Wywiercony otwór ma już 6,1 tys. metrów i zbliża się do głębokości, do której miały być prowadzone wiercenia. To pozwoli ocenić, czy będzie można komercyjnie wydobywać surowiec. – Na rezultaty czekam z dużym optymizmem – deklaruje w rozmowie z „Rz" Le Guern.
Wkrótce, bo za kilka tygodni, wyznaczone ma być też miejsce pod kolejny odwiert – K-4 na terenie innej kazachskiej koncesji. Kontrolowany przez Ryszarda Krauzego Petrolinvest współpracuje tam z francuskim koncernem Total.
– Wtedy wiercenia będą się mogły zacząć tak szybko, jak będzie to możliwe – mówi Le Guern.
Planowane są również poszukiwania gazu z łupków w Polsce, gdzie kontrolowana przez Petrolinvest spółka Silurian ma cztery koncesje. – Wiercenia miałyby się rozpocząć na przełomie lat 2012 i 2013 – wyjaśnia prezes Petrolinvestu.
Strategicznym celem Petrolinvestu jest wprowadzenie w przyszłym roku akcji firmy Silurian na którąś z zagranicznych giełd. Dlaczego nie warszawską?
– Inwestorzy amerykańscy najlepiej rozumieją segment gazu z łupków. Obserwowali jego dynamiczny rozwój, znają spółki, które zrobiły wielki biznes na rynku poszukiwań niekonwencjonalnego gazu. To ich sukcesy będą dla nas dodatkową rekomendacją – wyjaśnia „Rz" Le Guern. Dlatego pod uwagę brane są przede wszystkim amerykański Nasdaq i pakiet w Toronto, ale także giełda w Londynie.
– Będziemy chcieli zaoferować inwestorom
akcje horyzontalnie zintegrowanej grupy, posiadającej zarówno własne koncesje poszukiwawczo-wydobywcze, jak i świadczące szeroki zakres usług serwisowych, m.in. wiertnicze, czy związanych z niekonwencjonalnymi złożami węglowodorów – wyjaśnia prezes Petrolinvestu.
Silurian miałby w jego opinii pójść w podobnym kierunku jak firma 3Legs Resources.

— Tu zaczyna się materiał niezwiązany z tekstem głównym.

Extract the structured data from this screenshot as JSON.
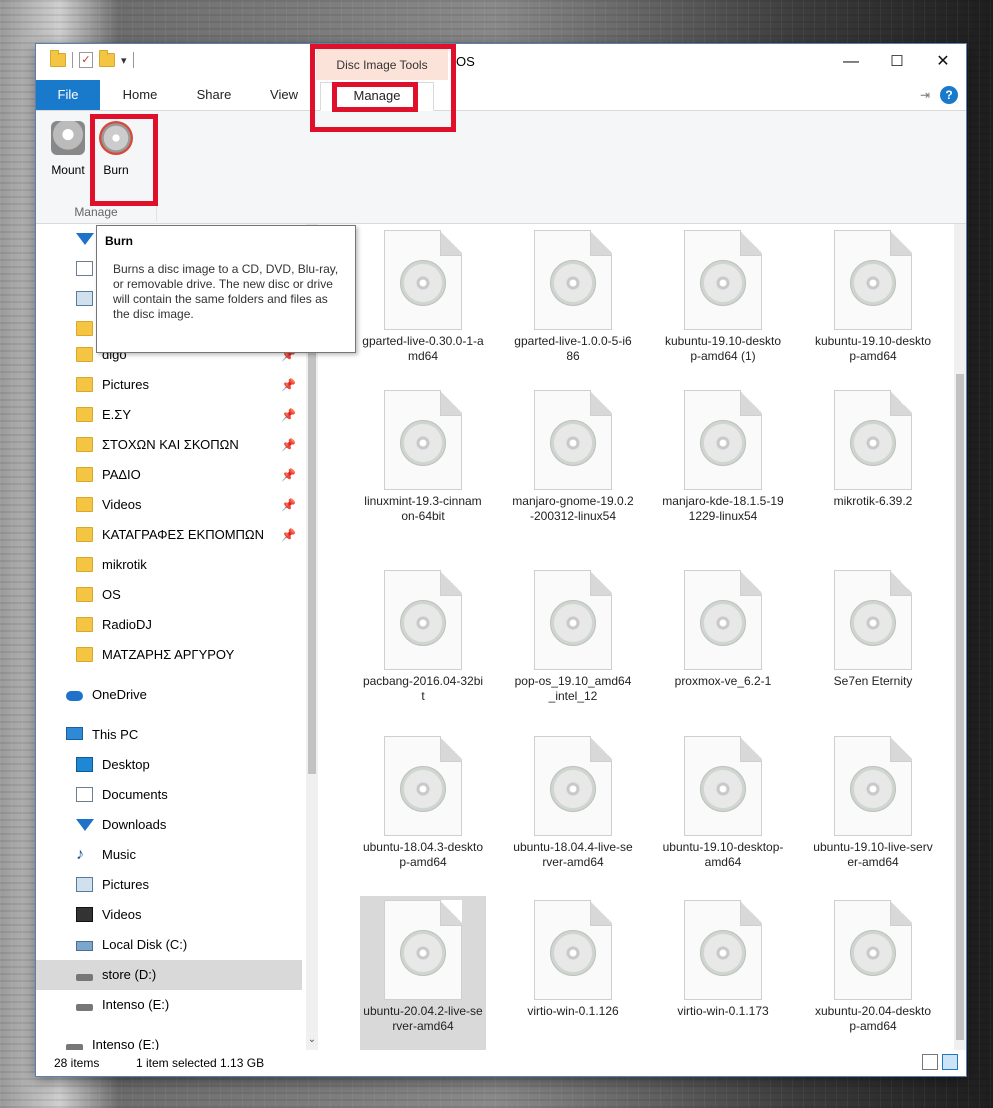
{
  "window": {
    "title": "OS",
    "contextual_group": "Disc Image Tools"
  },
  "qat": {
    "dropdown_glyph": "▾"
  },
  "controls": {
    "minimize": "—",
    "maximize": "☐",
    "close": "✕"
  },
  "tabs": {
    "file": "File",
    "home": "Home",
    "share": "Share",
    "view": "View",
    "manage": "Manage"
  },
  "ribbon": {
    "mount_label": "Mount",
    "burn_label": "Burn",
    "group_label": "Manage"
  },
  "tooltip": {
    "title": "Burn",
    "body": "Burns a disc image to a CD, DVD, Blu-ray, or removable drive. The new disc or drive will contain the same folders and files as the disc image."
  },
  "nav": {
    "pinned_glyph": "📌",
    "items": [
      {
        "label": "digo",
        "icon": "folder-icon",
        "pinned": true
      },
      {
        "label": "Pictures",
        "icon": "folder-icon",
        "pinned": true
      },
      {
        "label": "E.ΣΥ",
        "icon": "folder-icon",
        "pinned": true
      },
      {
        "label": "ΣΤΟΧΩΝ ΚΑΙ ΣΚΟΠΩΝ",
        "icon": "folder-icon",
        "pinned": true
      },
      {
        "label": "ΡΑΔΙΟ",
        "icon": "folder-icon",
        "pinned": true
      },
      {
        "label": "Videos",
        "icon": "folder-icon",
        "pinned": true
      },
      {
        "label": "ΚΑΤΑΓΡΑΦΕΣ ΕΚΠΟΜΠΩΝ",
        "icon": "folder-icon",
        "pinned": true
      },
      {
        "label": "mikrotik",
        "icon": "folder-icon",
        "pinned": false
      },
      {
        "label": "OS",
        "icon": "folder-icon",
        "pinned": false
      },
      {
        "label": "RadioDJ",
        "icon": "folder-icon",
        "pinned": false
      },
      {
        "label": "ΜΑΤΖΑΡΗΣ ΑΡΓΥΡΟΥ",
        "icon": "folder-icon",
        "pinned": false
      },
      {
        "label": "OneDrive",
        "icon": "cloud-icon"
      },
      {
        "label": "This PC",
        "icon": "computer-icon"
      },
      {
        "label": "Desktop",
        "icon": "desktop-icon"
      },
      {
        "label": "Documents",
        "icon": "documents-icon"
      },
      {
        "label": "Downloads",
        "icon": "download-icon"
      },
      {
        "label": "Music",
        "icon": "music-icon"
      },
      {
        "label": "Pictures",
        "icon": "pictures-icon"
      },
      {
        "label": "Videos",
        "icon": "video-icon"
      },
      {
        "label": "Local Disk (C:)",
        "icon": "local-disk-icon"
      },
      {
        "label": "store (D:)",
        "icon": "drive-icon",
        "selected": true
      },
      {
        "label": "Intenso (E:)",
        "icon": "drive-icon"
      },
      {
        "label": "Intenso (E:)",
        "icon": "drive-icon"
      }
    ]
  },
  "files": [
    {
      "name": "gparted-live-0.30.0-1-amd64"
    },
    {
      "name": "gparted-live-1.0.0-5-i686"
    },
    {
      "name": "kubuntu-19.10-desktop-amd64 (1)"
    },
    {
      "name": "kubuntu-19.10-desktop-amd64"
    },
    {
      "name": "linuxmint-19.3-cinnamon-64bit"
    },
    {
      "name": "manjaro-gnome-19.0.2-200312-linux54"
    },
    {
      "name": "manjaro-kde-18.1.5-191229-linux54"
    },
    {
      "name": "mikrotik-6.39.2"
    },
    {
      "name": "pacbang-2016.04-32bit"
    },
    {
      "name": "pop-os_19.10_amd64_intel_12"
    },
    {
      "name": "proxmox-ve_6.2-1"
    },
    {
      "name": "Se7en Eternity"
    },
    {
      "name": "ubuntu-18.04.3-desktop-amd64"
    },
    {
      "name": "ubuntu-18.04.4-live-server-amd64"
    },
    {
      "name": "ubuntu-19.10-desktop-amd64"
    },
    {
      "name": "ubuntu-19.10-live-server-amd64"
    },
    {
      "name": "ubuntu-20.04.2-live-server-amd64",
      "selected": true
    },
    {
      "name": "virtio-win-0.1.126"
    },
    {
      "name": "virtio-win-0.1.173"
    },
    {
      "name": "xubuntu-20.04-desktop-amd64"
    }
  ],
  "status": {
    "item_count": "28 items",
    "selection": "1 item selected  1.13 GB"
  }
}
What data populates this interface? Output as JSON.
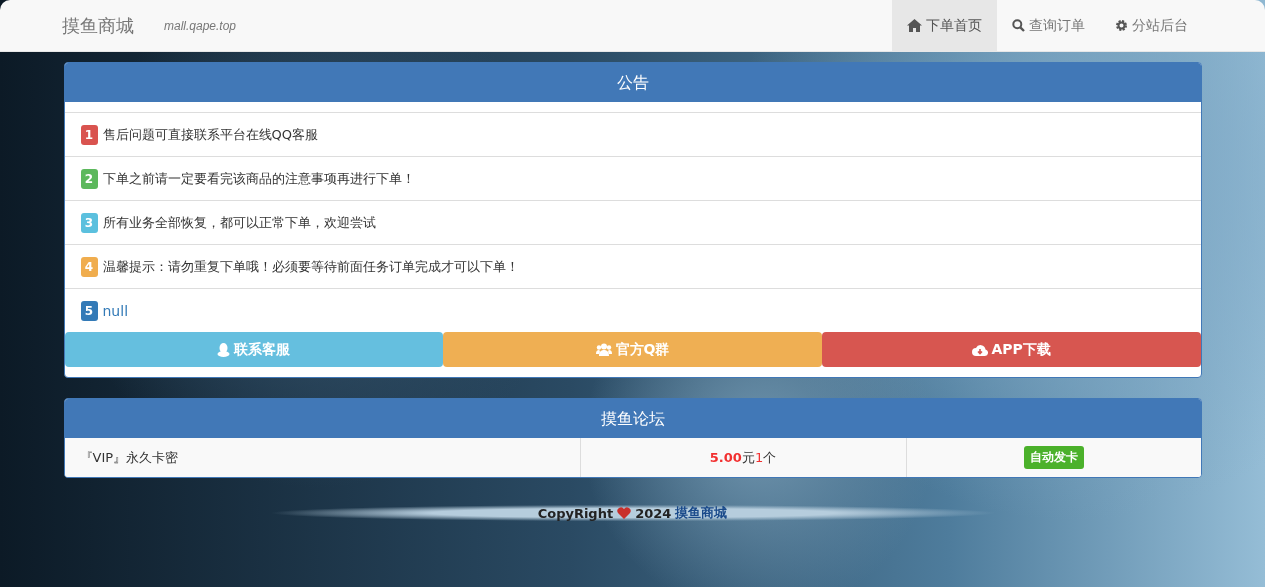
{
  "navbar": {
    "brand": "摸鱼商城",
    "domain": "mall.qape.top",
    "links": [
      {
        "label": "下单首页",
        "selected": true
      },
      {
        "label": "查询订单",
        "selected": false
      },
      {
        "label": "分站后台",
        "selected": false
      }
    ]
  },
  "notice": {
    "title": "公告",
    "items": [
      {
        "number": "1",
        "color": "#d9534f",
        "text": "售后问题可直接联系平台在线QQ客服",
        "kind": "text"
      },
      {
        "number": "2",
        "color": "#5cb85c",
        "text": "下单之前请一定要看完该商品的注意事项再进行下单！",
        "kind": "text"
      },
      {
        "number": "3",
        "color": "#5bc0de",
        "text": "所有业务全部恢复，都可以正常下单，欢迎尝试",
        "kind": "text"
      },
      {
        "number": "4",
        "color": "#f0ad4e",
        "text": "温馨提示：请勿重复下单哦！必须要等待前面任务订单完成才可以下单！",
        "kind": "text"
      },
      {
        "number": "5",
        "color": "#337ab7",
        "text": "null",
        "kind": "link"
      }
    ],
    "buttons": [
      {
        "label": "联系客服",
        "color": "#65bfdf"
      },
      {
        "label": "官方Q群",
        "color": "#efaf53"
      },
      {
        "label": "APP下载",
        "color": "#d75650"
      }
    ]
  },
  "forum": {
    "title": "摸鱼论坛",
    "rows": [
      {
        "name": "『VIP』永久卡密",
        "price": "5.00",
        "unit": "元",
        "qty": "1",
        "qty_unit": "个",
        "tag": "自动发卡"
      }
    ]
  },
  "footer": {
    "text": "CopyRight",
    "year": "2024",
    "link": "摸鱼商城"
  }
}
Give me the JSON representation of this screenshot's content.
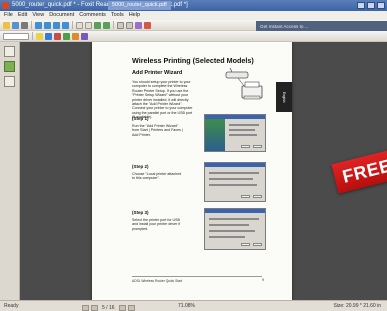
{
  "window": {
    "title": "5000_router_quick.pdf * - Foxit Reader - [5000_router_quick.pdf *]",
    "second_tab": "5000_router_quick.pdf"
  },
  "menu": [
    "File",
    "Edit",
    "View",
    "Document",
    "Comments",
    "Tools",
    "Help"
  ],
  "right_banner": "Get Instant Access to ...",
  "document": {
    "title": "Wireless Printing (Selected Models)",
    "wizard_heading": "Add Printer Wizard",
    "intro_text": "You should setup your printer to your computer to complete the Wireless Router Printer Setup. If you use the \"Printer Setup Wizard\" without your printer driver installed, it will directly attach the \"Add Printer Wizard\". Connect your printer to your computer using the parallel port or the USB port (if available).",
    "side_tab": "English",
    "steps": [
      {
        "label": "(Step 1)",
        "text": "Run the \"Add Printer Wizard\" from Start | Printers and Faxes | Add Printer."
      },
      {
        "label": "(Step 2)",
        "text": "Choose \"Local printer attached to this computer\"."
      },
      {
        "label": "(Step 3)",
        "text": "Select the printer port for USB and install your printer driver if prompted."
      }
    ],
    "footer": "ADSL Wireless Router Quick Start",
    "page_number": "9"
  },
  "badge": "FREE",
  "status": {
    "ready": "Ready",
    "page": "5 / 16",
    "zoom": "71.08%",
    "size": "Size: 20.99 * 21.60 in"
  },
  "colors": {
    "titlebar": "#3c64a6",
    "doc_background": "#4b4b4b",
    "badge": "#d01818"
  }
}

W tym miesiącu zadebiutowała ona na alternatywnym rynku AIM w Londynie, gdzie uplasowała całość emisji za około 100 mln dol. (ponad 280 mln zł) i dodatkowo sprzedała
akcje za 26 mln dol. (73 mln zł).
3Legs Resources, co podkreśla prezes Petrolinvestu, ma w Polsce tylko o dwie koncesje więcej niż Silurian.